Radiology. 2011 Jan;258(1):229-35. doi: 10.1148/radiol.10100381. Epub 2010 Oct 27.
To prospectively evaluate the clinical effectiveness of snapshot inversion recovery (SNAPIR), which is a dedicated optimized inversion-recovery-prepared single-shot fast spin-echo T1-weighted sequence, in the delineation of normal fetal brain anatomy compared with that of the currently used T1-weighted gradient-echo protocol, which often yields images of poor quality due to motion artifacts and inadequate contrast.
This study was approved by the hospital research ethics committee, and informed written consent was obtained from all patients. Forty-one fetuses were examined at 19-37 weeks gestation (mean, 29 weeks gestation) by using both the standard T1-weighted protocol and the optimized T1-weighted SNAPIR protocol with a 1.5-T imager. Two independent blinded observers performed qualitative analysis, evaluating overall diagnostic quality, detailed anatomic delineation, and severity of motion artifacts. Quantitative analysis comprised calculation of contrast ratios (CRs) for the cortical gray matter, subplate, white matter, and cerebrospinal fluid. The Wilcoxon signed rank test was used to compare image rating scores, the paired t test was used to compare CRs, and κ statistics were used to test interobserver agreement.

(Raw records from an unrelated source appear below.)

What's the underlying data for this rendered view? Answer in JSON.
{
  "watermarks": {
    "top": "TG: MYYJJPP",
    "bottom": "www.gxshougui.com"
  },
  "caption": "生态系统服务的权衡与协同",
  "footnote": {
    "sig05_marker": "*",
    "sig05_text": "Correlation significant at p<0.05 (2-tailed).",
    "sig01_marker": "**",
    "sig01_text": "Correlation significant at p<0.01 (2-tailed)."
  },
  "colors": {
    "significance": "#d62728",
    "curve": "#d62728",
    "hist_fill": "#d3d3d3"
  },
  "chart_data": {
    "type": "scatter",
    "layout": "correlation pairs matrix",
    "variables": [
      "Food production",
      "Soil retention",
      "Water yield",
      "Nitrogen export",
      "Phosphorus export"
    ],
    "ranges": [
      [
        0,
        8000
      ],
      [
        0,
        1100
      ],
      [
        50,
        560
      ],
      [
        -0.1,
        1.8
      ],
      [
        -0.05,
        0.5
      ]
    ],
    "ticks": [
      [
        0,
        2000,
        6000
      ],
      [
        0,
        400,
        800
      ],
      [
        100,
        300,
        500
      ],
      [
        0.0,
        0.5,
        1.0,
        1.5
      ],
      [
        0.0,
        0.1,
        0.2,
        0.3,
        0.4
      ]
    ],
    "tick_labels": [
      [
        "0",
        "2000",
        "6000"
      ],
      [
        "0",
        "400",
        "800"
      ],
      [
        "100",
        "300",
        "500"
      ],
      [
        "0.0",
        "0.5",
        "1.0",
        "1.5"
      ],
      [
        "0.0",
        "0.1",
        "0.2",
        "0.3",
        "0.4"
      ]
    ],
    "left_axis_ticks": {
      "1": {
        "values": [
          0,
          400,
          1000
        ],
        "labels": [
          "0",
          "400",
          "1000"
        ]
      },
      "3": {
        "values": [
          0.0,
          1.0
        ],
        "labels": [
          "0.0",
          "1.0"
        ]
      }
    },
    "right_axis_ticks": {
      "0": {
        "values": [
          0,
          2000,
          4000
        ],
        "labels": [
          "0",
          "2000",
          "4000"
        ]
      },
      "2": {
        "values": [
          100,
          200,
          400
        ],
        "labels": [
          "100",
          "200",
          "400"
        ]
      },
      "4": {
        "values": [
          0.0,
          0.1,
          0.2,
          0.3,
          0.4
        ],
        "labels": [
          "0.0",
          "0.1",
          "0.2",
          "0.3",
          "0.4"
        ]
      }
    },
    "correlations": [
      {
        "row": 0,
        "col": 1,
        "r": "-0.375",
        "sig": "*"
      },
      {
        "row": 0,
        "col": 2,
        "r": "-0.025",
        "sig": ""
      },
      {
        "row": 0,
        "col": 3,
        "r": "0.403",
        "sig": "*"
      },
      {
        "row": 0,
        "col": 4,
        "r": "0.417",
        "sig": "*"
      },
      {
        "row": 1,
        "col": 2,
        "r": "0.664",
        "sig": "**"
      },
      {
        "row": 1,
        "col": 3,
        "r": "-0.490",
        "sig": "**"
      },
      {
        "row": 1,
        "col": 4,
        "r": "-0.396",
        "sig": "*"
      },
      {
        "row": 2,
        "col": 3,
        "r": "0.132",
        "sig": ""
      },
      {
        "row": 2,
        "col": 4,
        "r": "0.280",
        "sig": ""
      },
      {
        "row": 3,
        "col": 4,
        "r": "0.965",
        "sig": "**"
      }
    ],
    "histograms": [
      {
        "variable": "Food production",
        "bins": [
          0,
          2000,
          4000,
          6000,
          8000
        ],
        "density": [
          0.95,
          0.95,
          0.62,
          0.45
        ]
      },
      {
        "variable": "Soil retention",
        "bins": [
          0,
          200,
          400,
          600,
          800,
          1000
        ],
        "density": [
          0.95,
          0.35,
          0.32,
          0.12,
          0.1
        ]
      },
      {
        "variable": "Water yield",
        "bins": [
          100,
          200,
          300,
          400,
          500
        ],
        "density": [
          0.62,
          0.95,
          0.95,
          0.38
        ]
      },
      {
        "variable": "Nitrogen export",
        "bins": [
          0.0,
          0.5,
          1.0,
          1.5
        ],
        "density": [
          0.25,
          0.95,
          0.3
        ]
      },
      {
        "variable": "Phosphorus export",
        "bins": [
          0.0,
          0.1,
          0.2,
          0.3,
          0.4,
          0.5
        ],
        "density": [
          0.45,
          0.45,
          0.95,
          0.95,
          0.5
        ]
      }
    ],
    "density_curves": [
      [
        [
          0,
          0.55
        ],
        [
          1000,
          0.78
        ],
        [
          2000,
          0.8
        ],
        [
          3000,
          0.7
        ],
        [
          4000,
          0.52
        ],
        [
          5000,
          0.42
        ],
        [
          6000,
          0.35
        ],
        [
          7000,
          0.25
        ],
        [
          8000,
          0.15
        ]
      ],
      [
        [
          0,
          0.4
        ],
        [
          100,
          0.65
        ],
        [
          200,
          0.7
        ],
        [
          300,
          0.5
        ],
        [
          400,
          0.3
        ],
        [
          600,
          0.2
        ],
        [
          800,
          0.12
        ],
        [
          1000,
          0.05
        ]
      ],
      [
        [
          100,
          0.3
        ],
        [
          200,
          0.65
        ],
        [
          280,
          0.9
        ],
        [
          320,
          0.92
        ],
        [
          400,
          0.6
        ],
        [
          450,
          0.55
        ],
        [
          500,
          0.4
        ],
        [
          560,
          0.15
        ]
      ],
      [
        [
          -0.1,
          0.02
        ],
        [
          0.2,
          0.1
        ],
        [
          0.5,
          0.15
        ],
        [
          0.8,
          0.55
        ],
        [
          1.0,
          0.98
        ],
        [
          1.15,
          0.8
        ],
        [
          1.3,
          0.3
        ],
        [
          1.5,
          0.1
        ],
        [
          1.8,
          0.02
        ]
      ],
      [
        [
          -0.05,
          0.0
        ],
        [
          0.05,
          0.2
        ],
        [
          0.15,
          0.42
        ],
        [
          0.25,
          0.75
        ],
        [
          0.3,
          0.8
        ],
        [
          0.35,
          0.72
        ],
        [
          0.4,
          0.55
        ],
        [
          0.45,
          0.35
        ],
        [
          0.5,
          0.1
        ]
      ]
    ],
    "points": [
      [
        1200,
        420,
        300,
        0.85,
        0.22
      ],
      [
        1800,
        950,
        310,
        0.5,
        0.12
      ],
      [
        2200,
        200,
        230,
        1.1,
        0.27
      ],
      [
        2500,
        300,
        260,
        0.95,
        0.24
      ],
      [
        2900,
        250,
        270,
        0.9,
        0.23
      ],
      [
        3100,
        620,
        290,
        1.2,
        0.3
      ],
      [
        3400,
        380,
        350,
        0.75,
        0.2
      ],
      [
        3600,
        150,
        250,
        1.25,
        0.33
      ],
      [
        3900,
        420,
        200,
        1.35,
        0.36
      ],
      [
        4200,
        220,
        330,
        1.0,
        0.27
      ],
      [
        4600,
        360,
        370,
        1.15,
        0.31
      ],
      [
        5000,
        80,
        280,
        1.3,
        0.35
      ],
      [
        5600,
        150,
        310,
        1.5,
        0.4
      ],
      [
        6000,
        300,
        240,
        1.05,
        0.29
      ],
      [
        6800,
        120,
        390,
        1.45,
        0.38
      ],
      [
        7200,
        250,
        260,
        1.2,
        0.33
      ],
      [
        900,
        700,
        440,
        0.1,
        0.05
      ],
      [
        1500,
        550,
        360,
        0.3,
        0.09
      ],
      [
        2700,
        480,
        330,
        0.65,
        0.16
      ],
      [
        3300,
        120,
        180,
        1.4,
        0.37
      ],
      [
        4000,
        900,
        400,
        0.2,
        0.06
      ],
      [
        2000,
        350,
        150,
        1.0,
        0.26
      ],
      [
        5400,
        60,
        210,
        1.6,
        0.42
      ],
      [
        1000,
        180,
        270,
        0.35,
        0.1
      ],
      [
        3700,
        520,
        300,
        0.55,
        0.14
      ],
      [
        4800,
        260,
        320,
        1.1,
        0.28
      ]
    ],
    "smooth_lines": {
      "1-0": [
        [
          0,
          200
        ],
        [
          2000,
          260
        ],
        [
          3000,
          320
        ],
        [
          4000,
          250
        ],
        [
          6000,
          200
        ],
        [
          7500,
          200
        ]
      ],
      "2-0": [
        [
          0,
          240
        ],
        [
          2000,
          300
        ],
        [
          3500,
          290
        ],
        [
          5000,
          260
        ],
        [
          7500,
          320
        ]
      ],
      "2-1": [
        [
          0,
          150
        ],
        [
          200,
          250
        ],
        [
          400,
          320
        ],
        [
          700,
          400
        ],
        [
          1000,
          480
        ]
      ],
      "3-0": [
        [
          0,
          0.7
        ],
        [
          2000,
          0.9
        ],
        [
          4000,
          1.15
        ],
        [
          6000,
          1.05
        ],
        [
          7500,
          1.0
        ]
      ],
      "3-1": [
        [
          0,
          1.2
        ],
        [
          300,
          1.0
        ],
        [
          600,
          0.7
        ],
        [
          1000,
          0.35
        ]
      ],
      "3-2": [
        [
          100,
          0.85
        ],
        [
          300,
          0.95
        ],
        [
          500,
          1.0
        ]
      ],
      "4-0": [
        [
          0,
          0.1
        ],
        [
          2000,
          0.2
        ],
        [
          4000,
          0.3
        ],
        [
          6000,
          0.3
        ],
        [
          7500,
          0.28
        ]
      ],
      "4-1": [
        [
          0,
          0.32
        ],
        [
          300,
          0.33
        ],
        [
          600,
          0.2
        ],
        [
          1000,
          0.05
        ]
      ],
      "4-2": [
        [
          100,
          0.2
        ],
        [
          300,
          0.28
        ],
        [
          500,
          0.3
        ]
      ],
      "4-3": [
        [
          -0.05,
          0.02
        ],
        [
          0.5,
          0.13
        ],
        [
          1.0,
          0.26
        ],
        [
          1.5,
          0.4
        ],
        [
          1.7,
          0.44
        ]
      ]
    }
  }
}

Both overall diagnostic quality (P < .001) and detailed anatomic delineation (P < .001) were enhanced with SNAPIR compared with the standard T1-weighted acquisition. Also, motion artifacts were less severe (P = .008) and less extensive (P < .001) with SNAPIR. Corresponding CRs were increased with SNAPIR in seven of eight examined regions.
SNAPIR is a promising robust alternative to the current T1-weighted acquisitions; its role in the detection of disease requires further study.
前瞻性评估 snapshot 反转恢复(SNAPIR)的临床有效性,该技术是一种专门优化的反转恢复准备的单次快速自旋回波 T1 加权序列,与目前常用的因运动伪影和对比度不足而导致图像质量较差的 T1 加权梯度回波方案相比,用于描绘正常胎儿脑解剖结构。
本研究经医院研究伦理委员会批准,并获得所有患者的书面知情同意。使用 1.5T 成像仪对 41 例 19-37 孕周(平均 29 孕周)胎儿进行标准 T1 加权方案和优化 T1 加权 SNAPIR 方案检查。两名独立的盲法观察者进行定性分析,评估整体诊断质量、详细解剖描绘和运动伪影的严重程度。定量分析包括计算皮质灰质、基板、白质和脑脊液的对比比(CR)。采用 Wilcoxon 符号秩检验比较图像评分,采用配对 t 检验比较 CR,采用κ统计检验评估观察者间一致性。
与标准 T1 加权采集相比,SNAPIR 可提高整体诊断质量(P <.001)和详细解剖描绘(P <.001)。此外,SNAPIR 可减少运动伪影的严重程度(P =.008)和范围(P <.001)。SNAPIR 可使 8 个检查区域中的 7 个区域的 CR 增加。
SNAPIR 是一种有前途的替代目前 T1 加权采集的方法;其在疾病检测中的作用需要进一步研究。